Still, agents can learn to specialize. Today, agents in NetSuite draft reports, tag anomalies, structure raw data, summarize long-form documents, and more, saving countless people-hours that can instead be allocated to tackle more strategic, high-impact tasks.
4. How can you effectively train your agents?
All that said: AI agents don’t come pre-trained for your business. They must learn how to best be your partner, and it’s your responsibility to teach them. You need to give them context, rules, and reinforcement to help them not only understand what to do, but also how your business thinks. In other words: train your agents like you train your analysts. Do it by:
- Giving agents business-specific frameworks to follow (i.e., forecasting logic, coding standards, and accounting policies).
- Defining boundaries to reduce hallucinations and variance.
- Continuously refine outputs through feedback loops.
- Formatting them to ask questions vs. make assumptions about which direction they should take.
It’s important to underscore that one of the major roadblocks in the agentic AI space is the learning gap between the tech and the industry/business expertise.

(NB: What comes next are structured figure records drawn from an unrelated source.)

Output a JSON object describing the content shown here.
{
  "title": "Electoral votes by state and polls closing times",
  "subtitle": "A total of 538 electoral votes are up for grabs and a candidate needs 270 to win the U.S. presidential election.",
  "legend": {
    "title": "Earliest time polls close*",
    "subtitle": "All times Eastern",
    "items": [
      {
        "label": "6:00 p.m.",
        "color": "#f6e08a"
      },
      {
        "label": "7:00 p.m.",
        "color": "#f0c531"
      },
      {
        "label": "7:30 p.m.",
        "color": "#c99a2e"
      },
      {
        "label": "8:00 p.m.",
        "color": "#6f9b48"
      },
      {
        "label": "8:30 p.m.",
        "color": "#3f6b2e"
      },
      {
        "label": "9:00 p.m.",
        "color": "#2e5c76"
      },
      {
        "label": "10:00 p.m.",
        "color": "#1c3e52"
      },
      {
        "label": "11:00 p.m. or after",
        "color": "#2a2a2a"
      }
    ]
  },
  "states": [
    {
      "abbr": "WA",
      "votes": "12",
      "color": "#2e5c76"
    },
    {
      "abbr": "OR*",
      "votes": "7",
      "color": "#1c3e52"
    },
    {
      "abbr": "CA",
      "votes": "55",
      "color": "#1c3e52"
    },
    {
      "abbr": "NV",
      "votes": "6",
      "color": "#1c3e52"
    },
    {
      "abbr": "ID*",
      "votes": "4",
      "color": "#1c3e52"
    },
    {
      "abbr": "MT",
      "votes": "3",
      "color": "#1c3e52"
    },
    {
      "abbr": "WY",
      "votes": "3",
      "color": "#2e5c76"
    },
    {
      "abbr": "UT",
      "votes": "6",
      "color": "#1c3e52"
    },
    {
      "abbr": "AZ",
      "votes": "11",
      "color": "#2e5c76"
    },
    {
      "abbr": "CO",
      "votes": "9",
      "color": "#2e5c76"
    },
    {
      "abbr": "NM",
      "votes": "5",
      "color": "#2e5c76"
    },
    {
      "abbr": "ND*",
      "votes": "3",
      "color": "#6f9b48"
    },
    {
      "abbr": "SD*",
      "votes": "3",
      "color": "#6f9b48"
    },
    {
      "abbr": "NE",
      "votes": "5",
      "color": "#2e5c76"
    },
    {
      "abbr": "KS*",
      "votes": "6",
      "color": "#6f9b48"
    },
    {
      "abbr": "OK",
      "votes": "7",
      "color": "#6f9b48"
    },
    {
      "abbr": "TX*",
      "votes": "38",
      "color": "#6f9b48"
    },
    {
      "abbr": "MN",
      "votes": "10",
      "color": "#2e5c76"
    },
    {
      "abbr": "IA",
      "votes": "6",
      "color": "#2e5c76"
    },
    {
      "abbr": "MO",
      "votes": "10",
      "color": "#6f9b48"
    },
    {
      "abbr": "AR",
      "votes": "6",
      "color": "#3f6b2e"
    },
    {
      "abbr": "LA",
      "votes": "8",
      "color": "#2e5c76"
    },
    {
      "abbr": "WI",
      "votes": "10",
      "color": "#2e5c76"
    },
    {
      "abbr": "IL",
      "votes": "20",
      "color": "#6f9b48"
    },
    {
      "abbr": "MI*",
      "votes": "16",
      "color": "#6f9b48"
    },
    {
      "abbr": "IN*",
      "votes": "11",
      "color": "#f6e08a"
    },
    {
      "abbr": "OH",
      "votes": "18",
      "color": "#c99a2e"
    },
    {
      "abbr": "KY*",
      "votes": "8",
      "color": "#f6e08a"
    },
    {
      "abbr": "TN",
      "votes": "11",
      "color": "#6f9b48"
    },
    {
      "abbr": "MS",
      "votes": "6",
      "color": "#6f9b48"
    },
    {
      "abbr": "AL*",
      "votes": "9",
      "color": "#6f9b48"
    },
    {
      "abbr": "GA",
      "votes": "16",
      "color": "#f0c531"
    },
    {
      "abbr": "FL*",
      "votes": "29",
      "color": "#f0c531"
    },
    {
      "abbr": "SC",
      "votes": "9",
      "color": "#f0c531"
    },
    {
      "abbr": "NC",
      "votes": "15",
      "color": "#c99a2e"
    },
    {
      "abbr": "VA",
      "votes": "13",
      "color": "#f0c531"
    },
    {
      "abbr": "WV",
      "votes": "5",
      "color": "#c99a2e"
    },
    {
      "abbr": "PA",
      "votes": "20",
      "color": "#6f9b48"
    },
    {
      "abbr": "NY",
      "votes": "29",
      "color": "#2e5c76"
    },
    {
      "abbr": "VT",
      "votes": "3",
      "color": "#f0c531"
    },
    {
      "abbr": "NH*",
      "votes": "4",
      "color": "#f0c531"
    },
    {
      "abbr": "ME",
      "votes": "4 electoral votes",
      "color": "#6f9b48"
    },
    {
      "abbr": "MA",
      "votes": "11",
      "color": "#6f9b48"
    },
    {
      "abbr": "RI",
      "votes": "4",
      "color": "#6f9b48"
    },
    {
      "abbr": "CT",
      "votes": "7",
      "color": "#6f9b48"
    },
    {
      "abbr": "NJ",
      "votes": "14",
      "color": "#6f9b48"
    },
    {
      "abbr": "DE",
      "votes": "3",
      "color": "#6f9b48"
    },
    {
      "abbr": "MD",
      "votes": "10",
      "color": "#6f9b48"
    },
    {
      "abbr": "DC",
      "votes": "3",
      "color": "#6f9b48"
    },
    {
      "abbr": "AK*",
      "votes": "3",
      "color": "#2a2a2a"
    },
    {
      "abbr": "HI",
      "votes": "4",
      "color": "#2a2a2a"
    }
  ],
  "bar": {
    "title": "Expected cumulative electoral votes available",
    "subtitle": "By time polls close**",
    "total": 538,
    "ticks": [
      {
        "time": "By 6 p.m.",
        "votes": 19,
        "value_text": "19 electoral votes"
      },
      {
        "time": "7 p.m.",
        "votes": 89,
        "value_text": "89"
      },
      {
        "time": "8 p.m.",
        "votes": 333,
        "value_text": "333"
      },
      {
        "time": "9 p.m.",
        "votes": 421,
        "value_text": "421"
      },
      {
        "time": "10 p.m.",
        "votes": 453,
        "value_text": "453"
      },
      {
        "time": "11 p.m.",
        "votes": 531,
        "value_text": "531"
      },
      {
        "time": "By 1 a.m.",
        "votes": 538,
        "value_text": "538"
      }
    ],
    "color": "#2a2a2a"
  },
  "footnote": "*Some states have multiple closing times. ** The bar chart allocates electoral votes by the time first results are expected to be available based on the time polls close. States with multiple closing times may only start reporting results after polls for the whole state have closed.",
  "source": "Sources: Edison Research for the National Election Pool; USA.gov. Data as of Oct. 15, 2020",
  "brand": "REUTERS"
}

To get the most out of this type of AI, you need an experienced implementation partner with in-depth expertise in your business’s specific industry to ensure that you’re implementing the right AI for the right use cases.
5. How can you optimize model use for cost efficiency?
Yes, AI should cut costs for your business… but it isn’t free. Poorly trained agents or inefficient models can rack up expenses without adding value, which means you need to make sure that you:
- Choose the right model for the right task (text, data, code, vision, etc.). Your implementation partner can help you navigate that decision.
- Prioritize deterministic behavior in high-stakes tasks like forecasting, close, or compliance.
- Monitor performance and re-train agents to improve efficiency. As Sankar points out: NetSuite’s AI-driven digital assistant features, for example, help manage these interactions through user-friendly interfaces, but must be combined with structured training and governance to be effective.
It’s one of Chess’s foundational points: The most efficient AI isn’t something bolted on top of your ERP; it’s intelligence built directly into it. When AI is embedded in your workflows, it draws from existing data, avoids duplication, and delivers insight without added integration cost.
At the end of the day, cost efficiency comes from having a deployment partner that does more than simply “turn on AI.” You need one that can design operating models where cost, accuracy, and usability work in concert to create measurable value.
The CFOs that will come out in front of the AI race are those that know how to get the most juice from their agentic AI squeeze – and who build systems where humans AI collaborate seamlessly. Asking these five questions helps you get there.